Police trained to spot paedophiles by their clothes and tattoos alone

Police officers have received new training to detect hidden signs that give paedophiles away

Police trained to spot paedophiles by their clothes and tattoos alone

by Kayleigh Dray |
Published on

Dr Joe Sullivan, an expert who has worked on the Madeleine McCann case, has taught the specialist skills to about 400 police officers in Durham.

Through the Intervene To Protect A Child (IPC) programme, the officers have been told about behavioural signs which could signal a prompt them to consider questioning an individual about their relationship with a child in their care - even if that individual had been spoken to for a different reason.

Certain explicit tattoos, particular clothing and even books may be indicative of someone who has a sexual interest in children.

Dr Sullivan has said he did not want to give more details about the indicators to the public, but that his knowledge has come from interviewing thousands of paedophiles.

Dr Joe Sullivan worked on the Madeleine McCann case
Dr Joe Sullivan worked on the Madeleine McCann case

"I have learned from that they have had to say, what are the key indicators that someone who may not have that level of knowledge may not pick up on.

"This training is about targeting frontline staff who are not working in the arena of child sexual exploitation."

PCSO Adam Grundy has already put his new training to good use after just two weeks, which led to him protecting a five-year-old girl.

He had become concerned after spotting a condom and a Viagra pill at the property of a man in his 80s during a routine call.

He said: "This guy was being very evasive with me when normally he would engage. He was very stand-offish and wanted me to leave.

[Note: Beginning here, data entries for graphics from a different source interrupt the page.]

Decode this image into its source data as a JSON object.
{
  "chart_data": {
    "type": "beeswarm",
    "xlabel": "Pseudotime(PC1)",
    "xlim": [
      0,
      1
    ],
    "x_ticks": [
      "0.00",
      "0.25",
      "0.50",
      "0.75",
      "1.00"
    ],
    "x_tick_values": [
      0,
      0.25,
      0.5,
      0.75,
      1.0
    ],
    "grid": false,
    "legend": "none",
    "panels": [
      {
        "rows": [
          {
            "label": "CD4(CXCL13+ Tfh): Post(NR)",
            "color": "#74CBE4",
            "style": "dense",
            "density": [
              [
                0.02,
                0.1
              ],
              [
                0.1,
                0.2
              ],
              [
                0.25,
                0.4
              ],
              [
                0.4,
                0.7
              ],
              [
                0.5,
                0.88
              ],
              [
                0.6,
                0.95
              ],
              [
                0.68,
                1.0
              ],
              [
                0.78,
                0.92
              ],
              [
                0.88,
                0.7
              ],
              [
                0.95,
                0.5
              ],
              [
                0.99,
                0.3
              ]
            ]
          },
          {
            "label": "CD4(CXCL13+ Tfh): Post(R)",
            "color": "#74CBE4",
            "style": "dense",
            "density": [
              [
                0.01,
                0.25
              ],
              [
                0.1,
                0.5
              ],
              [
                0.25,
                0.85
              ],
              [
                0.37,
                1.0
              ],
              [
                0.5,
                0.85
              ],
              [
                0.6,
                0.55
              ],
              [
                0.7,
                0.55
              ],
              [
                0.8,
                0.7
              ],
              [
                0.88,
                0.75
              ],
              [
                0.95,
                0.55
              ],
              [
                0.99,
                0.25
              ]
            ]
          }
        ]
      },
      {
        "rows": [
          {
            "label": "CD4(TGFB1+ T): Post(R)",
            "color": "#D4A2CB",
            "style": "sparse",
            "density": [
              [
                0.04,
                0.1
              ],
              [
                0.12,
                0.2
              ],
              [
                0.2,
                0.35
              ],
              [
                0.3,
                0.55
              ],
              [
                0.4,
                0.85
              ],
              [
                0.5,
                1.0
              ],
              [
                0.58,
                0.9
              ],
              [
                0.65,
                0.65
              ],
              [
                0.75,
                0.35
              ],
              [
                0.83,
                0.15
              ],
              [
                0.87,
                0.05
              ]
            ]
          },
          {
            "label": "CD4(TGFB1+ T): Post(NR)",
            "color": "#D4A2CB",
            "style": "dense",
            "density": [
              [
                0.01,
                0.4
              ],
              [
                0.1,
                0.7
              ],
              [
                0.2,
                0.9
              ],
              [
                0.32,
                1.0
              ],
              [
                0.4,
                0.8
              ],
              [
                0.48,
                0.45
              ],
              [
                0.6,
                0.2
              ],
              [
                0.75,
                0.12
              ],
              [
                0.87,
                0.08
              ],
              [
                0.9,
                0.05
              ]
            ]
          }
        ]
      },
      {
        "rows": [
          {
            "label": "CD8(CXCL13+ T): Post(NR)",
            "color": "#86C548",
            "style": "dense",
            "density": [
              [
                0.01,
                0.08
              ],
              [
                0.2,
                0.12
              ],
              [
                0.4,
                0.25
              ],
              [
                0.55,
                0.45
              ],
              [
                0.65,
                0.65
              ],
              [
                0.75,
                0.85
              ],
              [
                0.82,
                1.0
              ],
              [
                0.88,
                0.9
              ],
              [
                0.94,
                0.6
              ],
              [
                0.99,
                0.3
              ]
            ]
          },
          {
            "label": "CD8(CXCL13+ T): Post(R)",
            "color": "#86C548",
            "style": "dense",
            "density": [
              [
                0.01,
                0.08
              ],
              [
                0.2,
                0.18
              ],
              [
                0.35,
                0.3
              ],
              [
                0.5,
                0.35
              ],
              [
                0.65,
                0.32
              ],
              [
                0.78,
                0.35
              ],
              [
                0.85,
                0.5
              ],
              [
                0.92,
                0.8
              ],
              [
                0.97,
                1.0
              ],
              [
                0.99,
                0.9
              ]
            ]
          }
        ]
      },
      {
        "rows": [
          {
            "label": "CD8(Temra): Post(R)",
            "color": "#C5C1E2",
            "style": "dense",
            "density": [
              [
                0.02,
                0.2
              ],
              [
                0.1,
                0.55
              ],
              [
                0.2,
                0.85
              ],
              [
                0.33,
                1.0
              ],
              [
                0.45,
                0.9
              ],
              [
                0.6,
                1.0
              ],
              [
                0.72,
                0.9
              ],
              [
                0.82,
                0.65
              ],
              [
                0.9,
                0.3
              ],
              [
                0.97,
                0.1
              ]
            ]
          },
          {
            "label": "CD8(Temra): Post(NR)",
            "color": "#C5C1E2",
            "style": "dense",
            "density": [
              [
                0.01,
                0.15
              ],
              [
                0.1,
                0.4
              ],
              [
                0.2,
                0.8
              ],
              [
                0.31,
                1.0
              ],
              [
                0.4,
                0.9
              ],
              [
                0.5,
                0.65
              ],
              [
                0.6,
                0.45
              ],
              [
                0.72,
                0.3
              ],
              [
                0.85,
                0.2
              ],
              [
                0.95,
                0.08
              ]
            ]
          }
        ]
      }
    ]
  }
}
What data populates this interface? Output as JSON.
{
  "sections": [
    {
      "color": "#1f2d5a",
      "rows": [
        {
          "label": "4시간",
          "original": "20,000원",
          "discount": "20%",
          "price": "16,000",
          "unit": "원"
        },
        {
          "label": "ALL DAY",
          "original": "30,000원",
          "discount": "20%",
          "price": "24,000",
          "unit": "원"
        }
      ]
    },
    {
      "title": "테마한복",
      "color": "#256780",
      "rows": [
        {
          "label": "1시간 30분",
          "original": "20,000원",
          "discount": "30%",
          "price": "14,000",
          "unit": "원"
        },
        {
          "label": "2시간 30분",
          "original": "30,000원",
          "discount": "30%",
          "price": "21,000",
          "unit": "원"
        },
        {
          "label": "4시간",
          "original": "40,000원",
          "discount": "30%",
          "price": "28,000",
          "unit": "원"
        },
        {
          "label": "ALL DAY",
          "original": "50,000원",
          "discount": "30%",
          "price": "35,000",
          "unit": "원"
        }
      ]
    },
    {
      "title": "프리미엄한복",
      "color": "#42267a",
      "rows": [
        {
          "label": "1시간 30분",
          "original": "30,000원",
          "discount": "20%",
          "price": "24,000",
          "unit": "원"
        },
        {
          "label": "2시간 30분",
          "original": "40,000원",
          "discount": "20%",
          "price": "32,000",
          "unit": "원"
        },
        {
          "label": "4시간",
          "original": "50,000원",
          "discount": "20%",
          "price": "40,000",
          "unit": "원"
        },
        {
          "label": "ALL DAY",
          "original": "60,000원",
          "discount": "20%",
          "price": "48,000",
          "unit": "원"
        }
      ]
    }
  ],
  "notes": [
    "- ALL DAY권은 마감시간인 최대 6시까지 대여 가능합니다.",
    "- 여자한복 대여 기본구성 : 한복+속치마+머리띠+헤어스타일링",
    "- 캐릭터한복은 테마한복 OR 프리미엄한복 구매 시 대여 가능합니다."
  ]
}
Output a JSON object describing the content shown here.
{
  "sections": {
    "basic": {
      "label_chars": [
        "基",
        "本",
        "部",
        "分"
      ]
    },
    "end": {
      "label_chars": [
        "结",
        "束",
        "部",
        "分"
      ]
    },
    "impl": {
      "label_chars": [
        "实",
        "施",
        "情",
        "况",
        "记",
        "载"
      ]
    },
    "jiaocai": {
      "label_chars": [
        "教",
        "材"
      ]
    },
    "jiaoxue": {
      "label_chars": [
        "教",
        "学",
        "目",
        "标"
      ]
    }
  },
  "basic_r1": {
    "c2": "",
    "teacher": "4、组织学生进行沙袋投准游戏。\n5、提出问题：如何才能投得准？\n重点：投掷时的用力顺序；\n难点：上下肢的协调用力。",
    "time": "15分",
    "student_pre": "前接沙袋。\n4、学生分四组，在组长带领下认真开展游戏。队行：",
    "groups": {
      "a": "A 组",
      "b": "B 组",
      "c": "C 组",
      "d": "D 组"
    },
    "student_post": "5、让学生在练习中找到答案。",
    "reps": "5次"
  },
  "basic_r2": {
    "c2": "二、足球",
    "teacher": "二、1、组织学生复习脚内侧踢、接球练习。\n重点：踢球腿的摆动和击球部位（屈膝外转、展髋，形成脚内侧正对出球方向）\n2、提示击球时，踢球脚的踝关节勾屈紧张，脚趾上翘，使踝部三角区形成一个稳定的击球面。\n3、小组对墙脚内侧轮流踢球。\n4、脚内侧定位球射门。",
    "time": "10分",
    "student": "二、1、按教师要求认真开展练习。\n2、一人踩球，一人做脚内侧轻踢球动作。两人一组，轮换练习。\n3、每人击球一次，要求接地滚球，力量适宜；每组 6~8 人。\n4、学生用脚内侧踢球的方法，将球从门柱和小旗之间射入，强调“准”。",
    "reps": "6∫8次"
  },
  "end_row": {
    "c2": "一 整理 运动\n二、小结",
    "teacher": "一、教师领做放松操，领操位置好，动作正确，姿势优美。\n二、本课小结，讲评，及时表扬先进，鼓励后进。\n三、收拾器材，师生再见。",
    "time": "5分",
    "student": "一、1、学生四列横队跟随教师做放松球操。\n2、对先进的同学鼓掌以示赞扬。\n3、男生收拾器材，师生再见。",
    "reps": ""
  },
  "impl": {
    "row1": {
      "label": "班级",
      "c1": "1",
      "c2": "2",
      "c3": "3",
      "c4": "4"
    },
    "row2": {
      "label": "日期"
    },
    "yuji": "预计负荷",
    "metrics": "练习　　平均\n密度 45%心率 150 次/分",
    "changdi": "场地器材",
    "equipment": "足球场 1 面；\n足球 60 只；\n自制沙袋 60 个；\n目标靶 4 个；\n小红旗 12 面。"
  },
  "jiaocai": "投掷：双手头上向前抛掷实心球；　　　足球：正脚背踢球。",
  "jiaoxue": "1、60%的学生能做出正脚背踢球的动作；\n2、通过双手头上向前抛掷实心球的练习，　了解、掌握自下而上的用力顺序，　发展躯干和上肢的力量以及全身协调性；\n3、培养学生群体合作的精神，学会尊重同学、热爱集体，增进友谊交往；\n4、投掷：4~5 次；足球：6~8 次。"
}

"His personality had completely changed and that was something I referred back to in my training."

Stock image

The PCSO made further investigations which established the man, who had a history of sexual offending against children, was visited by a woman with a young child.

Adam Grundy contacted Social Services and the man was barred from seeing the child.

Speaking about the innovative new training scheme, Durham’s chief constable, Mike Barton, said: "We are giving [officers] the confidence to recognise, if people wear certain clothing, if people have certain tattoos, if people behave in a certain way, that might be an indication.

"When you add these things together, that should give them the confidence to a frontline member of staff to do a bit more digging."